Für einen Haushalt mit vielen Smartphones, Fernsehern, Tablets und Anwendungen ist die Verwendung eines öffentlich vertrauenswürdigen Zertifikats für einen Hostnamen oft einfacher, als überall manuell eine lokale Zertifizierungsstelle zu installieren.

Cloudflare ist eine alternative Architektur, keine Voraussetzung

Ein anderer Teilnehmer erklärte, Cloudflare sowohl innerhalb als auch außerhalb des Heimnetzwerks zu verwenden. Cloudflare kann nützlich sein, wenn derselbe Hostname aus der Ferne funktionieren muss, aber die ursprüngliche Frage erforderte keinen öffentlichen Zugriff. Ein Tunnel sollte nicht allein deshalb eingerichtet werden, weil HTTPS im LAN gewünscht ist.

Jede Ebene einzeln überprüfen

  1. Bestätigen, dass die Anwendung über ihre direkte lokale HTTP-Adresse geöffnet werden kann.
  2. Bestätigen, dass der Hostname zum vorgesehenen Reverse-Proxy aufgelöst wird.
  3. Bestätigen, dass Nginx Proxy Manager den internen Host und Port der Anwendung erreichen kann.
  4. Das Zertifikat erst zuweisen, nachdem die Weiterleitung über den Proxy ohne HTTPS funktioniert.
  5. Anschließend HTTPS erzwingen und von mehr als einem lokalen Client aus testen.

Diese Reihenfolge verhindert, dass ein Zertifikatsproblem mit einem Docker-Routing-Problem oder einem Portkonflikt verwechselt wird.

FAQ zu lokalem HTTPS unter ZimaOS

Schützt der HTTPS-Schalter von ZimaOS Jellyfin automatisch?

Nein. Er schützt die ZimaOS-Verwaltungsoberfläche, nicht jede Docker-Anwendung.
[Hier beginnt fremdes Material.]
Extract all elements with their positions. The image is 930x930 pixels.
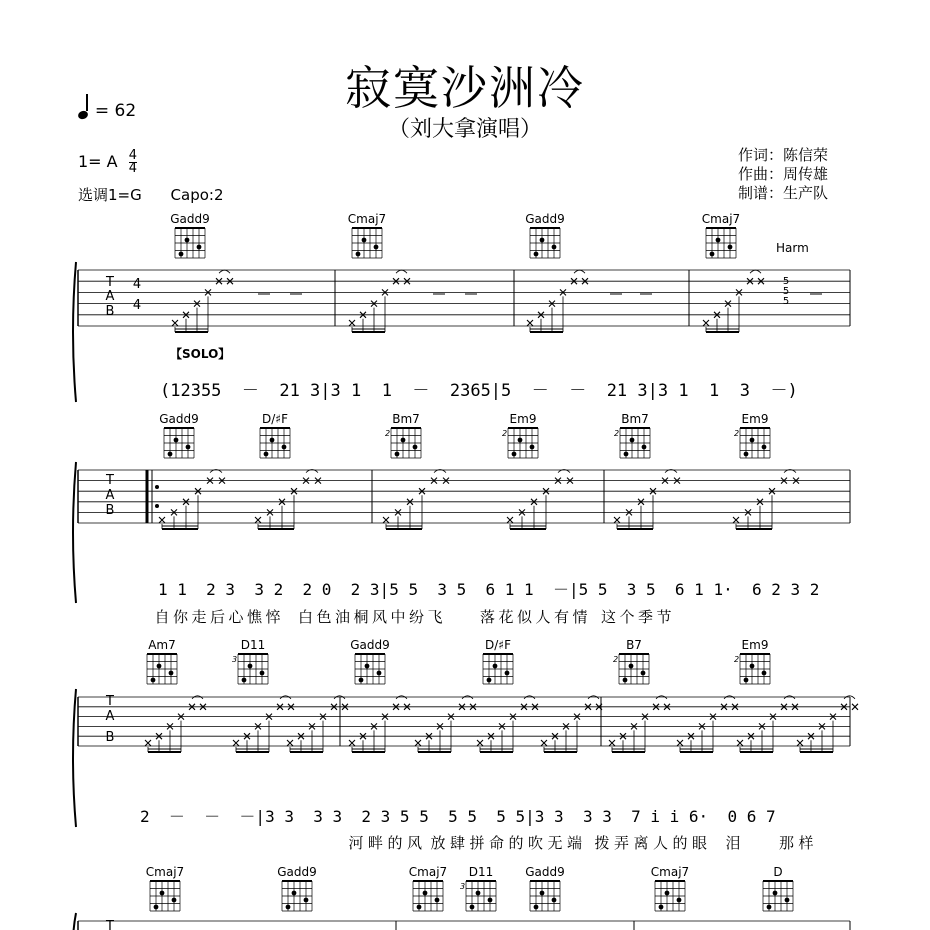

Brauche ich für HTTPS ausschließlich im LAN eine öffentliche Domain?

Du benötigst einen Hostnamen, der zum Zertifikat passt. Dieser Hostname kann innerhalb deines Netzwerks in eine private LAN-Adresse aufgelöst werden.

Warum hat der ursprüngliche Nutzer ZimaOS von den Ports 80 und 443 wegverlegt?

Nginx Proxy Manager benötigte die Standardports für HTTP und HTTPS. Die Änderung war eine Community-Lösung für diese Installation.

Wurde bestätigt, dass die Einrichtung des ursprünglichen Nutzers funktioniert?

Ja. Der ursprüngliche Verfasser zeigte die NPM-Hosts mit Zertifikaten als online und erklärte, dass die Einrichtung funktionierte.